Hugh S. Calverley - A Man at War...
On His Majesty's Service
WWI Scrapbook - Hugh Salvin Calverley
WWI Scrapbook - Hugh Salvin Calverley Details
Letter – I hope Gran – March 2, 1915
O H M S brown envelope with stamps 12th Essex, White City


Dear Mum

I hope Gran tells you all the news. I go and see her as often as I can, two or three times a weeks as I am at presently at the Chelsea School of Instruction, scratching away at a course on Signalling. We work in Battersea Park and near the barracks at morse, semaphore, flag, lamp, buzzer. There are some very good instructors here, lovely form in sending. It’s a joy to watch them send, as … as toast with a rhythm to it.

Dad is kicking up at Mab’s. I went down for the weekend. Last Sunday I went to kirk with Gran, lunch with Sybil, tea with Lady Sendel. Capt. Fielding is on the searchlights that guard London. They watch for aircraft all night. There were 4 or 5 others in for tea. Mona Calverley is staying with her, waiting for her brother Geoffrey to come back for a leave. He is 19; she is 23, very plain and quiet. He never writes, 2 in 3 months, which must be a worry for her.

Lady Sendel was very nice. She was so pleased about Gardener. She had heard from his son and Pa about how much he had enjoyed staying at Box 141. Horace is in bed with flu, Gran very fit. Viola near Haslemere and fit.

You remember you said the feet ought to be made to move? They ought to have been, and are being done now, the underneath ligaments were stretched and the muscles weakened by fever. They will be fit pretty soon, then the plates are got rid of, Your instinct was right. I run about with a Sussex man, Robertson, and Morely, also Barker, Meynall and Goddard, as nice a lot of men as you could find anywhere, clean, straight, and the right sort. It turned out right about Cambridge. I am with the right people now by quite a different path, only hope they and I stay in the same Battalion.
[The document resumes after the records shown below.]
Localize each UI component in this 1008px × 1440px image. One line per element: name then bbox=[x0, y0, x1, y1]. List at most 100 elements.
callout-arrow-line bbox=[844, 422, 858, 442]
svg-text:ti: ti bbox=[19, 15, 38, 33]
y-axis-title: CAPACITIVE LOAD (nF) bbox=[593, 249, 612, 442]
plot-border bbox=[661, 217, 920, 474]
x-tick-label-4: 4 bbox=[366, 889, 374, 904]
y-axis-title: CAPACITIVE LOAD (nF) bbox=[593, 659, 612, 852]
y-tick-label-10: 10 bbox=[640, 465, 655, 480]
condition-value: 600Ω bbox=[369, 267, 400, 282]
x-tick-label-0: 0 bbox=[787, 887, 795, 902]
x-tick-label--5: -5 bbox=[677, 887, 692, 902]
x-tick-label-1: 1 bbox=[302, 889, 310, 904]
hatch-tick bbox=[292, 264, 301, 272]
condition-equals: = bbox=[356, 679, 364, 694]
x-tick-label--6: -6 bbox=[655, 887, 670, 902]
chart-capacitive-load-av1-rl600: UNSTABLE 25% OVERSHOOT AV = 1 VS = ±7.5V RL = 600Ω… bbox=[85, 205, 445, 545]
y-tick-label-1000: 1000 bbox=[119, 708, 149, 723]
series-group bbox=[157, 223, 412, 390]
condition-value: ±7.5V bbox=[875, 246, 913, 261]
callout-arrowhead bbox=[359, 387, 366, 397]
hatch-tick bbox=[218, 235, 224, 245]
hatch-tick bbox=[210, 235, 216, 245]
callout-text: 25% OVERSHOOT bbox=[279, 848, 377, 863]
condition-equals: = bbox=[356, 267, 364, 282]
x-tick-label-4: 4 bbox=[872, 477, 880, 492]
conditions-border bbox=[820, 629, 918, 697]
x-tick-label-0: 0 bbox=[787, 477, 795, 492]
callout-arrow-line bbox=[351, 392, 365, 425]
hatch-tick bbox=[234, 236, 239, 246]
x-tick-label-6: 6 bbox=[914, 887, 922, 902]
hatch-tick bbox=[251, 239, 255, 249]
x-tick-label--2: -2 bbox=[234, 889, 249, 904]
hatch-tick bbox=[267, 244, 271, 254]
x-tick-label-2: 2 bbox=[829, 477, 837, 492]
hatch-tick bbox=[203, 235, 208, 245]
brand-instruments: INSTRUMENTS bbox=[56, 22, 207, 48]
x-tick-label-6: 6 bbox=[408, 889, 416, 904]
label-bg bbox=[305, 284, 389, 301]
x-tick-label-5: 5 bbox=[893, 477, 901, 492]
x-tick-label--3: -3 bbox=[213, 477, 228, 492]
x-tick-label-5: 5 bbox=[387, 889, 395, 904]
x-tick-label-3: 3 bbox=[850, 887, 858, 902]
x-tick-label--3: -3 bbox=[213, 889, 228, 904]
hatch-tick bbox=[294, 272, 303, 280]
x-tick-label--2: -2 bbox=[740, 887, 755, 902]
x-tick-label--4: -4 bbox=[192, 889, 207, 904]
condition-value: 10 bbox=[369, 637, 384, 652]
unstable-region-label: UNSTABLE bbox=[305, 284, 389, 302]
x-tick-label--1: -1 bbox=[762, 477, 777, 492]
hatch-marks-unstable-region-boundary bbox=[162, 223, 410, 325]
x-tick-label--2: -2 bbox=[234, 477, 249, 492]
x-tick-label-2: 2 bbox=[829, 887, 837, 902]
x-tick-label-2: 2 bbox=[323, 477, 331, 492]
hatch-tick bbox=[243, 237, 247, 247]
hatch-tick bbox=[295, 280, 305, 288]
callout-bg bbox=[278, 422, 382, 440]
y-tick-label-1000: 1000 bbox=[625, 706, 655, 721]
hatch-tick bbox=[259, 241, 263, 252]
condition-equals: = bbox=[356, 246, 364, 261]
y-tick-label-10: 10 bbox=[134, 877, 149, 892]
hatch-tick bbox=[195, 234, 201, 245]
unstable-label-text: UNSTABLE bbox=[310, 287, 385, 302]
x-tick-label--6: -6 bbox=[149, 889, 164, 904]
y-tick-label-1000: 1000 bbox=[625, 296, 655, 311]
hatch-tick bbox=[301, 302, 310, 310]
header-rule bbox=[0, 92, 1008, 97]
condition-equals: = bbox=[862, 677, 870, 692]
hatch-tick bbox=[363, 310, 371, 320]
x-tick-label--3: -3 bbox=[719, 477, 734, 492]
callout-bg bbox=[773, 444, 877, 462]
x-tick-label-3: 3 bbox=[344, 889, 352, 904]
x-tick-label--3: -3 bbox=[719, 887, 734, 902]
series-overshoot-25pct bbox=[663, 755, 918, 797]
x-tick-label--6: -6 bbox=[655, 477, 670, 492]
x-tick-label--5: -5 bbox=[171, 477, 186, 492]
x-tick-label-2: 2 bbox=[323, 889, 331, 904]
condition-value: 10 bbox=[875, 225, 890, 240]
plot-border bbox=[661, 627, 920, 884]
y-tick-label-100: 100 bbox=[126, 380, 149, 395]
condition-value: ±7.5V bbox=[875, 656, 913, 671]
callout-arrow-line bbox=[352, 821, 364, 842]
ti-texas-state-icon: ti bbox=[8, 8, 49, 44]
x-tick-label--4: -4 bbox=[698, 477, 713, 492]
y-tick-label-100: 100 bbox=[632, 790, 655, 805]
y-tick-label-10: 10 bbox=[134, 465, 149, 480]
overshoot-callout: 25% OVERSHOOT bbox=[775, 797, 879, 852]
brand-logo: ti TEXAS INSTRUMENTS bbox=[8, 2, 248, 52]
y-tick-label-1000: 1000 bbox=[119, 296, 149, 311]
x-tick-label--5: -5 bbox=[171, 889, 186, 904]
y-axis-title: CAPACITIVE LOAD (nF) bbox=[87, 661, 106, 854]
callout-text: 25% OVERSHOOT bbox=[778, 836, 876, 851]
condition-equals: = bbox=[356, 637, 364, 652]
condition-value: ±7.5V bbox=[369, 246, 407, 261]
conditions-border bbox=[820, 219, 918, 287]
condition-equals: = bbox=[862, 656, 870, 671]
I went to early with Gran last Sunday. Her memory is perfect, so is her power of reasoning, about the war and anything else. She is as sharp as a needle. I get her to draw up all my formal thank and acceptance letters.

I went to a show with the Godman girls, Mrs. G, and a Miss Thynne, and snooty face Harry, a cousin, “the Man who Stayed at Home”. Mr. Godman was delighted to find, that like grandfather, I did not smoke, most unusual as nearly everyone does. He is very much the best of that bunch all round. He called on Gran the other day in person.

I went to the Horticultural Show and ordered some roses for you to be sent as soon as poss. so get the ground manured and dug for them: between 20 and 24 dwarfs, Hybrids, some H.I.’s. They will be a start for you to go on with. I must to bed. Remember the rose beds. They must be away from other plants, not mixed with annuals and other things which look pretty, but kill the roses. How about last year’s Aster patch? It ought to be in good condition.